SideStep's promotion is a thinly veiled swipe at competitor Priceline, which has long featured Star Trek's William Shatner in its TV ads. Sidestep will promote the giveaway on its site and hopes to generate word-of-mouth buzz, thanks to Stewart's celebrity.

Unlike Priceline and travel sites Expedia and Travelocity, SideStep plans to skip television and traditional advertising, relying instead on customer recommendations to build its user base, said Phil Carpenter, Santa Clara, Calif.-based SideStep's vice president of marketing.

"We really believe that it's by building a better product you have the opportunity to wow folks," he said. "It's the same approach that Google has taken."

SideStep hopes to take Google's approach to Web pages to the travel sector.
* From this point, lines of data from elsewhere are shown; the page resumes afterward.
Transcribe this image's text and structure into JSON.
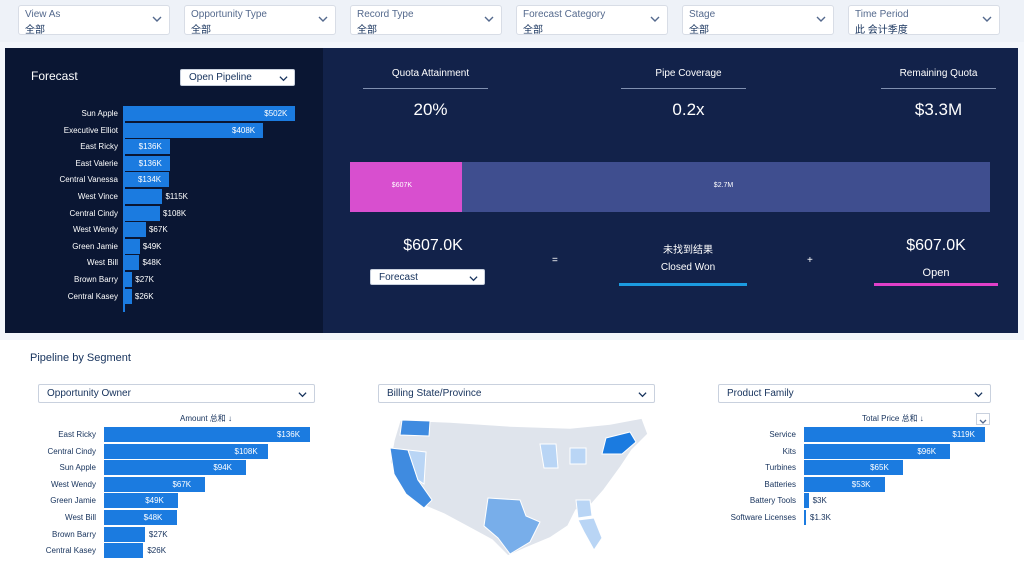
{
  "filters": [
    {
      "label": "View As",
      "value": "全部"
    },
    {
      "label": "Opportunity Type",
      "value": "全部"
    },
    {
      "label": "Record Type",
      "value": "全部"
    },
    {
      "label": "Forecast Category",
      "value": "全部"
    },
    {
      "label": "Stage",
      "value": "全部"
    },
    {
      "label": "Time Period",
      "value": "此 会计季度"
    }
  ],
  "forecast": {
    "title": "Forecast",
    "dropdown": "Open Pipeline",
    "chart_data": {
      "type": "bar",
      "categories": [
        "Sun Apple",
        "Executive Elliot",
        "East Ricky",
        "East Valerie",
        "Central Vanessa",
        "West Vince",
        "Central Cindy",
        "West Wendy",
        "Green Jamie",
        "West Bill",
        "Brown Barry",
        "Central Kasey"
      ],
      "values": [
        502,
        408,
        136,
        136,
        134,
        115,
        108,
        67,
        49,
        48,
        27,
        26
      ],
      "labels": [
        "$502K",
        "$408K",
        "$136K",
        "$136K",
        "$134K",
        "$115K",
        "$108K",
        "$67K",
        "$49K",
        "$48K",
        "$27K",
        "$26K"
      ],
      "xlim": [
        0,
        510
      ]
    }
  },
  "metrics": {
    "quota_label": "Quota Attainment",
    "quota_value": "20%",
    "coverage_label": "Pipe Coverage",
    "coverage_value": "0.2x",
    "remaining_label": "Remaining Quota",
    "remaining_value": "$3.3M",
    "stack": {
      "won_value": 607,
      "open_value": 2700,
      "won_label": "$607K",
      "open_label": "$2.7M"
    },
    "total": "$607.0K",
    "total_dropdown": "Forecast",
    "equals": "=",
    "plus": "+",
    "not_found": "未找到结果",
    "closed_won": "Closed Won",
    "open_value": "$607.0K",
    "open_label": "Open",
    "colors": {
      "won": "#d84fcf",
      "open": "#3f4e8f",
      "closed_won_line": "#1b9be0",
      "open_line": "#e040c9"
    }
  },
  "pipeline": {
    "title": "Pipeline by Segment",
    "owner": {
      "dropdown": "Opportunity Owner",
      "header": "Amount 总和 ↓",
      "chart_data": {
        "type": "bar",
        "categories": [
          "East Ricky",
          "Central Cindy",
          "Sun Apple",
          "West Wendy",
          "Green Jamie",
          "West Bill",
          "Brown Barry",
          "Central Kasey"
        ],
        "values": [
          136,
          108,
          94,
          67,
          49,
          48,
          27,
          26
        ],
        "labels": [
          "$136K",
          "$108K",
          "$94K",
          "$67K",
          "$49K",
          "$48K",
          "$27K",
          "$26K"
        ],
        "xlim": [
          0,
          140
        ]
      }
    },
    "state": {
      "dropdown": "Billing State/Province"
    },
    "product": {
      "dropdown": "Product Family",
      "header": "Total Price 总和 ↓",
      "chart_data": {
        "type": "bar",
        "categories": [
          "Service",
          "Kits",
          "Turbines",
          "Batteries",
          "Battery Tools",
          "Software Licenses"
        ],
        "values": [
          119,
          96,
          65,
          53,
          3,
          1.3
        ],
        "labels": [
          "$119K",
          "$96K",
          "$65K",
          "$53K",
          "$3K",
          "$1.3K"
        ],
        "xlim": [
          0,
          122
        ]
      }
    }
  }
}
Unlike Expedia, Travelocity and Priceline's fixed-price service, SideStep does not sell plane tickets or hotel rooms, instead searching dozens of travel sites for fares and rates. Users can click through to the airline or hotel site to complete the transaction. SideStep generates revenue through site advertising.

That new Google-led Silicon Valley ethos has led to the current crop of startups avoiding the big ad expenditures common during the dot-com boom. SideStep, which has received $17 million in venture financing, only runs search ads to draw users to its site.

"We don't think in this new Internet age that spending your way to success is going to work in the long term," Carpenter said. "Consumers are smart, they've been through phase one of Internet growth and now they're savvier."